Every year about this time I begin commenting on preparations for summer heat relief in grow-finish facilities. Today it is a little tougher to think about summer when parts of Minnesota had up to 20 inches of snow in the past 2 days and our local soil temperatures at the 4-6” depth are averaging in the low 40’s at best. Soil temperatures this morning at the University of Minnesota Southern Research and Outreach Center at Waseca were running about 38F and the Southwest Research and Outreach Center at Lamberton is reporting frost from 18-52” yet under bare ground.
Even with the current cold weather, we really need to begin thinking and planning today for our summer heat management strategies. In a meeting with a client on Tuesday, the comment was made that August 15 is the critical deadline for summer plans this year.
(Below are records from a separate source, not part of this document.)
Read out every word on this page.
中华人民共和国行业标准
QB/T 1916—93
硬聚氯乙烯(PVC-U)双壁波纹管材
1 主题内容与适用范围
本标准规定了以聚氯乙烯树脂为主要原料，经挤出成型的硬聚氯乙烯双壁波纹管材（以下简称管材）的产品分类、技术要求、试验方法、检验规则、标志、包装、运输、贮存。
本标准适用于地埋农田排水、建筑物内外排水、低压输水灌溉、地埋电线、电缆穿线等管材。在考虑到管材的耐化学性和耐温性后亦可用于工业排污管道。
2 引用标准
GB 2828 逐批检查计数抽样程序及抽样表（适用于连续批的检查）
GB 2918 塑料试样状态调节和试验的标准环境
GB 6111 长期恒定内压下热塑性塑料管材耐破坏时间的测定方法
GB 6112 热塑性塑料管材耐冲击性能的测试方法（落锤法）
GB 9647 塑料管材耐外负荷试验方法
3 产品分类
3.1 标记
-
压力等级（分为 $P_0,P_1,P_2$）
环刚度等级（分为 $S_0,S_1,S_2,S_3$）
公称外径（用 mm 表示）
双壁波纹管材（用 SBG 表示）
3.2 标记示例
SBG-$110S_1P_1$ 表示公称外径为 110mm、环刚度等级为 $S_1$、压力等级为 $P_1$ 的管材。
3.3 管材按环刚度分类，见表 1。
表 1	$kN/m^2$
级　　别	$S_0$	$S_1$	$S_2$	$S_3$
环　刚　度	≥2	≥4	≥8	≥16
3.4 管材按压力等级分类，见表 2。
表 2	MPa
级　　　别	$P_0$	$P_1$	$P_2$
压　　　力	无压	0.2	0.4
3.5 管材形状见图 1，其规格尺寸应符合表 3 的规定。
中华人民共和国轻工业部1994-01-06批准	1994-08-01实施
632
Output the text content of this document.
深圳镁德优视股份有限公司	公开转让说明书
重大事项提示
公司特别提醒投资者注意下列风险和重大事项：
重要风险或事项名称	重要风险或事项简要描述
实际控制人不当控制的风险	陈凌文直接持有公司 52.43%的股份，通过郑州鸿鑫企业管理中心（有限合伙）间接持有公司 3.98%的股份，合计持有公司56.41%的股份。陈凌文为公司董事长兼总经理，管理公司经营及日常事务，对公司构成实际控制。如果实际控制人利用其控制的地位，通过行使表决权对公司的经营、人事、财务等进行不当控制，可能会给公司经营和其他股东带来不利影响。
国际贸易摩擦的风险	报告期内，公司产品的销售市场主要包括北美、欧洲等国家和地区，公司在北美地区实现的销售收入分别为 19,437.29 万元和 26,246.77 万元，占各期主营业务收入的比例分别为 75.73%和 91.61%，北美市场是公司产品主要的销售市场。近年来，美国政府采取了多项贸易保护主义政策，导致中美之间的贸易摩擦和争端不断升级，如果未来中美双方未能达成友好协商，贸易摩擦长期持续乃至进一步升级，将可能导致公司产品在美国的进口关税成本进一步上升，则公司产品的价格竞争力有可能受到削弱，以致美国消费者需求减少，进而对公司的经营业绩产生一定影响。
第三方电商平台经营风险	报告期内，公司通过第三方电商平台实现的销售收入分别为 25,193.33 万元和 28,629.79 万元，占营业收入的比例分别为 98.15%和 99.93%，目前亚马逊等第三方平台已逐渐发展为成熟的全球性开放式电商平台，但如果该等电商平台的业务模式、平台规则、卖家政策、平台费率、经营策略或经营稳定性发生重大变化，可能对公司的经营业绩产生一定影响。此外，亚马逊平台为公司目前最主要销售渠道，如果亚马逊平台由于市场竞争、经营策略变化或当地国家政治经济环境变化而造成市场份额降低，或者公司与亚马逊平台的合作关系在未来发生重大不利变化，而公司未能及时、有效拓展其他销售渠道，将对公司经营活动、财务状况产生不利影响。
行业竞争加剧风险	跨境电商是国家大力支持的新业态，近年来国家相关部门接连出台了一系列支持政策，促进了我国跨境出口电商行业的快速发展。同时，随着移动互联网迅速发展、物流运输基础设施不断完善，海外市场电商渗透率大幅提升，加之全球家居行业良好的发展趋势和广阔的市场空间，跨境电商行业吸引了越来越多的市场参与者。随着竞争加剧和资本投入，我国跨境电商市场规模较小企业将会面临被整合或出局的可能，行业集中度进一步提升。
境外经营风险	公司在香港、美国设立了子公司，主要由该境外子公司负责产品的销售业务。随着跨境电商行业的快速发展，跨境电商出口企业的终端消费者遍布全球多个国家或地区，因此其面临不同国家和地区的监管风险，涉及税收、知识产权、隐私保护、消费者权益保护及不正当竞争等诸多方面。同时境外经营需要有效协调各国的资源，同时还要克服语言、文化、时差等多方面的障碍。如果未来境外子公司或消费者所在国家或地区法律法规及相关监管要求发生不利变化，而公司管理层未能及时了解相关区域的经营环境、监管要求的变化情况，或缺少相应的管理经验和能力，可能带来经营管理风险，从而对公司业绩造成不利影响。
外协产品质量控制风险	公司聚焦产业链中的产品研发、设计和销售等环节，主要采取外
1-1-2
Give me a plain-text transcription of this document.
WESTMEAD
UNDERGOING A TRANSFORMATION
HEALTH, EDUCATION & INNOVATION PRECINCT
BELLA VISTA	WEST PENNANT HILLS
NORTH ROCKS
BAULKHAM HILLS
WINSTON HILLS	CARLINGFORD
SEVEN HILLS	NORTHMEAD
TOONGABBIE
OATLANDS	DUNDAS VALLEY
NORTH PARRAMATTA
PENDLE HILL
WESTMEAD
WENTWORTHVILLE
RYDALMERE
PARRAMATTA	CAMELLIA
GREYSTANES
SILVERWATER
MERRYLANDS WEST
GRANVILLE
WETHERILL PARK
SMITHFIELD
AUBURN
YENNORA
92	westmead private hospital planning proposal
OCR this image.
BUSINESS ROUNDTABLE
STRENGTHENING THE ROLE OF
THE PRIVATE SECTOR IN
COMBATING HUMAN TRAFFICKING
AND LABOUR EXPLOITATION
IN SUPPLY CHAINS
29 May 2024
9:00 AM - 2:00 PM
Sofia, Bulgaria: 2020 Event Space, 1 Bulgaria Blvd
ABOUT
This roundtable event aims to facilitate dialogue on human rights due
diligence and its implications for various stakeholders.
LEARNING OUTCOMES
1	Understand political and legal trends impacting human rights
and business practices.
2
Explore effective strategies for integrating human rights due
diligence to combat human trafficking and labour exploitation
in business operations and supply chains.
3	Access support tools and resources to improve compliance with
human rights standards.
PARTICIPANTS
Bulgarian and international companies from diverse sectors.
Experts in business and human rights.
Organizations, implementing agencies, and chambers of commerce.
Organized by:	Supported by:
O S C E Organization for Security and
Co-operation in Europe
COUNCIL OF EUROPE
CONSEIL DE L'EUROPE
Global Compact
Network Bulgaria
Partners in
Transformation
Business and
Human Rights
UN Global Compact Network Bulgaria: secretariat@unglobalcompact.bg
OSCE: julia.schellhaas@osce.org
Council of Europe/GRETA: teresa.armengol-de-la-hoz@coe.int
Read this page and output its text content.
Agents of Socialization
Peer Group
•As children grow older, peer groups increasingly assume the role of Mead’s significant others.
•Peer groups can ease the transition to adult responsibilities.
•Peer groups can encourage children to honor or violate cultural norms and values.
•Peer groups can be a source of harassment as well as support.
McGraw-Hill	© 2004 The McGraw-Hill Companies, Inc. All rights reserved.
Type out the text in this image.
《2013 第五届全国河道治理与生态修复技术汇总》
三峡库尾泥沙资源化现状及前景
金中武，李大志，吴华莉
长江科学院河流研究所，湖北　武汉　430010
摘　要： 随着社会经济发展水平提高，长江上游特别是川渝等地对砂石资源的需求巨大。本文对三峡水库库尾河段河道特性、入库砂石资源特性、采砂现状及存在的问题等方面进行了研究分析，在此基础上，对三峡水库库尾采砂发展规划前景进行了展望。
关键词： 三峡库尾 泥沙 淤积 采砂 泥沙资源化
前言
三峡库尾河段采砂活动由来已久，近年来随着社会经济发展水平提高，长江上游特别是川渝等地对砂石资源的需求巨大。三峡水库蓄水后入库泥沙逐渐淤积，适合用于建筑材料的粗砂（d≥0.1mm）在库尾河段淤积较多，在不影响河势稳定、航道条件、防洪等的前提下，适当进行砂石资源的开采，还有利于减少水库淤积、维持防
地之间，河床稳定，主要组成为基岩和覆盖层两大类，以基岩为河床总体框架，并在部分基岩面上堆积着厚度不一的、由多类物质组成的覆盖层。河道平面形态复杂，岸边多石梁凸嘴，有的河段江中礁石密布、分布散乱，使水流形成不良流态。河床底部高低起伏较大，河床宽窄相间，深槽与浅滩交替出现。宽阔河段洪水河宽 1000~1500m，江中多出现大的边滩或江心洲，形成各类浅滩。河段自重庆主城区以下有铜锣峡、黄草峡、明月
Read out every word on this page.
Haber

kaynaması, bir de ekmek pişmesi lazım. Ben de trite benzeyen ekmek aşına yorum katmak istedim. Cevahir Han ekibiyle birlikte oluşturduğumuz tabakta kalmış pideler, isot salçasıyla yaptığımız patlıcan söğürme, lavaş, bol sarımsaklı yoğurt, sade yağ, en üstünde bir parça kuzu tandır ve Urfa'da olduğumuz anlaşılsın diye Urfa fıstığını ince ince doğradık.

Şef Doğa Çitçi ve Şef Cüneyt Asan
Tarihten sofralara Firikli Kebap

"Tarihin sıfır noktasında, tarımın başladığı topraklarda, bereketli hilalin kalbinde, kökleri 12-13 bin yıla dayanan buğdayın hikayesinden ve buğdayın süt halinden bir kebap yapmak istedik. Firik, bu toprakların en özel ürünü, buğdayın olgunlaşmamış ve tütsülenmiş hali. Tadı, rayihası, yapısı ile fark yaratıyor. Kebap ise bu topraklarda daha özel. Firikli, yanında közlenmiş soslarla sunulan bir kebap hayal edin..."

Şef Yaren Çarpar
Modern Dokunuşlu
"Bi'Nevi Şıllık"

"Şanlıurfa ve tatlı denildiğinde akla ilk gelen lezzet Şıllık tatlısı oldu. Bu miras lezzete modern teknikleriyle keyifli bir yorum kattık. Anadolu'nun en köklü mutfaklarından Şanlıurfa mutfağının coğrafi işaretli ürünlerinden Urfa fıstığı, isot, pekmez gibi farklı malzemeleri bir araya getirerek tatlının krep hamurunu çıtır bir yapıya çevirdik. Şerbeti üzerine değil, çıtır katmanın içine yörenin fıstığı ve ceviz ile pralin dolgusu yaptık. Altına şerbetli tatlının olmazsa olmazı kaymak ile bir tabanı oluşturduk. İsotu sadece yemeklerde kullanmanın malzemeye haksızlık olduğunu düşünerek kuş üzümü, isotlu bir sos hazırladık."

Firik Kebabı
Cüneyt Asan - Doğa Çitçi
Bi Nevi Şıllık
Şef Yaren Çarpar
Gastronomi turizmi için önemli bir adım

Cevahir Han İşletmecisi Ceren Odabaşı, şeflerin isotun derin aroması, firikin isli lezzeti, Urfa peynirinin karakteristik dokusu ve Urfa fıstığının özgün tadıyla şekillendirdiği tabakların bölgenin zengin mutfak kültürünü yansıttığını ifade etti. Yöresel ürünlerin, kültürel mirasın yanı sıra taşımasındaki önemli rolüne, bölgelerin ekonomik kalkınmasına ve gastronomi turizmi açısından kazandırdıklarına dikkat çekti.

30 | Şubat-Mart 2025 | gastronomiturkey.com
That is the last day of trading for the August lean hog futures contract. On August 16 all forward pricing contracts will begin using the October futures contract.
Yesterday (April 17), August lean hogs closed at $121.90 while October closed at $99.30. This is a difference of $22.60. With the average US barrow and gilt carcass currently averaging 217 pounds, this is a difference of $49.04 per carcass. Pigs sold in late August that are priced using the October contract will have almost the same feed cost as pigs sold in early-mid August using the August contract.
In either case, these pigs are already placed in grow-finish facilities. What have you done to sell as many pounds as possible in early August versus late August? Yes I know the August and October contracts most likely will converge somewhat but with a possible $49 hit to income based on a calendar date (August 15), summer heat management strategies suddenly have a very strong economic incentive, especially for those using any type of market risk management that is based on the futures contracts.